We believe that A’ and C’ should be independent conditioned on B’. One problem is that this isn’t even true, because B’ is a coarse-graining and so there are in fact correlations between A’ and C’ that the human doesn’t understand. That said, I think that the bad map introduces further conditional correlations, even assuming B=B’. For example, if you imagine Y preserving some facts about A’ and C’, and if the human is sometimes mistaken about B’=B, then we will introduce extra correlations between the human’s beliefs about A’ and C’.
I think it’s pretty plausible that there are necessarily some “new” correlations in any case where the human’s inference is imperfect, but I’d like to understand that better.
So I think the biggest problem is that none of the human’s believed conditional independencies actually hold—they are both precise, and (more problematically) they may themselves only hold “on distribution” in some appropriate sense.
This problem seems pretty approachable though and so I’m excited to spend some time thinking about it.
Actually if A --> B --> C and I observe some function of (A, B, C) it’s just not generally the case that my beliefs about A and C are conditionally independent given my beliefs about B (e.g. suppose I observe A+C). This just makes it even easier to avoid the bad function in this case, but means I want to be more careful about the definition of the case to ensure that it’s actually difficult before concluding that this kid of conditional independence structure is potentially useful.
Sometimes we figure out the conditional in/dependence by looking at the data. It may not match common sense intuition, but if your model takes that into account and gives better results, then they just keep the conditional independence in there. You are only able to do with what you have. Lack of attributes may force you to rely on other dependencies for better predictions.
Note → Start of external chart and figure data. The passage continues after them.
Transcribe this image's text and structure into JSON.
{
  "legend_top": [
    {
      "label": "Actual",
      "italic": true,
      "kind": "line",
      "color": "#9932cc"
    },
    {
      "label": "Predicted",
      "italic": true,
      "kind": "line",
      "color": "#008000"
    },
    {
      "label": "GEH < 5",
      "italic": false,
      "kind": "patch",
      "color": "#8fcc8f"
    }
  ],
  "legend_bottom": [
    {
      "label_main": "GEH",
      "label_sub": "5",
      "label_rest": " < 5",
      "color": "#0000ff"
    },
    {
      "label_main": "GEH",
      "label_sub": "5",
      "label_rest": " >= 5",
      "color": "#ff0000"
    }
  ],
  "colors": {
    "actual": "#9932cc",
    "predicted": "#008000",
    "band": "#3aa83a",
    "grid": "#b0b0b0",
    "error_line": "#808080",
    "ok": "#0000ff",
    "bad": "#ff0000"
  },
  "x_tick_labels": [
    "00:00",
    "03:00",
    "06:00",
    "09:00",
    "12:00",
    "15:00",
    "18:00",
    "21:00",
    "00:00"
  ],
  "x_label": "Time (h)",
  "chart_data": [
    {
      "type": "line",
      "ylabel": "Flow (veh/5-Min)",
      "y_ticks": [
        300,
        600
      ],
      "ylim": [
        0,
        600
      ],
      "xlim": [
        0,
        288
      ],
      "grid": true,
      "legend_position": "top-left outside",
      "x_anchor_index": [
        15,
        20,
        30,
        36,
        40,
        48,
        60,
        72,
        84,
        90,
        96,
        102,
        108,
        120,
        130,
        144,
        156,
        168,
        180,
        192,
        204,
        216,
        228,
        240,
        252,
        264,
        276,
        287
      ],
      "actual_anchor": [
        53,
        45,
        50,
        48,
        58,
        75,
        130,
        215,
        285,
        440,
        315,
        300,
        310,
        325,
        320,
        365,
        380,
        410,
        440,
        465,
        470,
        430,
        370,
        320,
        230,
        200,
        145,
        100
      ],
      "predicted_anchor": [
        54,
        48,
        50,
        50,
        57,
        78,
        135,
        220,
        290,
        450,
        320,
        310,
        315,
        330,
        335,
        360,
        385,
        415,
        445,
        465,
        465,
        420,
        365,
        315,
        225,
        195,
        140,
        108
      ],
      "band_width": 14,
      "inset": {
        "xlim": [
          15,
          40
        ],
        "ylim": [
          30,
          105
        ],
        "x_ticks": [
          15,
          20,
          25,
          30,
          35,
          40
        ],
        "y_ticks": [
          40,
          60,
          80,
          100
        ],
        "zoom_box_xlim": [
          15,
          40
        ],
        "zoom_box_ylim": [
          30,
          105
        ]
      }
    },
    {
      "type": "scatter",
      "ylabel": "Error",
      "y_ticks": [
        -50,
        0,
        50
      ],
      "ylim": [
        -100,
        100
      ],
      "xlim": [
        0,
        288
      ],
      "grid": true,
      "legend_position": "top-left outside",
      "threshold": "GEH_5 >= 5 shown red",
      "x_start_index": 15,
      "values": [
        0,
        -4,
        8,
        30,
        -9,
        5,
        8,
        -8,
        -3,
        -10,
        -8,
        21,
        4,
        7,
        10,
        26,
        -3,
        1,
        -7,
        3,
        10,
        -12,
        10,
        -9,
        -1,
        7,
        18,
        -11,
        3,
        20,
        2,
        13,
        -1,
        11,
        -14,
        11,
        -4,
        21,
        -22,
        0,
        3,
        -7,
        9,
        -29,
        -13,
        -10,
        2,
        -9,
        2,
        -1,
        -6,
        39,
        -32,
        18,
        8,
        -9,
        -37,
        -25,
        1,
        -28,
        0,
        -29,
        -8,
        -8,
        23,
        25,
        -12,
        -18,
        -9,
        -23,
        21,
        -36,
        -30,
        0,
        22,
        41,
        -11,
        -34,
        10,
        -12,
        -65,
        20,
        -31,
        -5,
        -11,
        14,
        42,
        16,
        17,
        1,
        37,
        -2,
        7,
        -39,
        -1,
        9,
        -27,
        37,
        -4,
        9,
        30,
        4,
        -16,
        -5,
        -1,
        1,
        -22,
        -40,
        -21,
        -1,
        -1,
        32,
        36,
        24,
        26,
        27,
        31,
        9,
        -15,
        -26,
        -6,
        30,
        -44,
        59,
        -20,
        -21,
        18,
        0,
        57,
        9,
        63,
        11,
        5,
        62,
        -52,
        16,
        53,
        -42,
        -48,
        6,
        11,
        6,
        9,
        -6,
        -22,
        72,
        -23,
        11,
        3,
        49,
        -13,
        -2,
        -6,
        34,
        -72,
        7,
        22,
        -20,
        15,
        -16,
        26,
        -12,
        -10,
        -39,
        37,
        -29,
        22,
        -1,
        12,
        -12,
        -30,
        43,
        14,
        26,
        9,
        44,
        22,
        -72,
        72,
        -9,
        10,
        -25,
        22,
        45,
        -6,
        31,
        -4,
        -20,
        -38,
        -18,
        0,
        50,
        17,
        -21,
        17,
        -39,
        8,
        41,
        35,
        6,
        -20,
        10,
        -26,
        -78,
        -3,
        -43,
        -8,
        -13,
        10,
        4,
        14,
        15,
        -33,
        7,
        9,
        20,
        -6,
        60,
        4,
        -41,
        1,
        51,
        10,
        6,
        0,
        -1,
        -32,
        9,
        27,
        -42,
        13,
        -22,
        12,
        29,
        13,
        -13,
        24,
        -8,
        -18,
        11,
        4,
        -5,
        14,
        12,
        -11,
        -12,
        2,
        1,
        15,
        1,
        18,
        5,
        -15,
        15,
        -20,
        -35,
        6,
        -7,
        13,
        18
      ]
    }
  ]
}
Conditional probability should be reflected if given enough data points. When you introduce human labeling into the equation, you are adding another uncertainty about the accuracy of the human doing the labeling, regardless whether the inaccuracy came from his own false sense of conditional independence. Usually human labeling don’t directly take into account of any conditional probability to not mess with the conditionals that exist within the data set. That’s why the more data the better, which also means the more labelers you have the less dependent you are on the inaccuracy of any individual human.
The conditional probability assumed in the real world carries over to the data representation world simply because it’s trying to model the same phenomenon in the real world, despite it’s coarse grained nature. Without the conditional probability, we wouldn’t be able to make the same strong inferences that match up to the real world. The causality is part of the data. If you use a different casual relationship, the end model would be different, and you would be solving a very different problem than if you applied the real world casual relationship.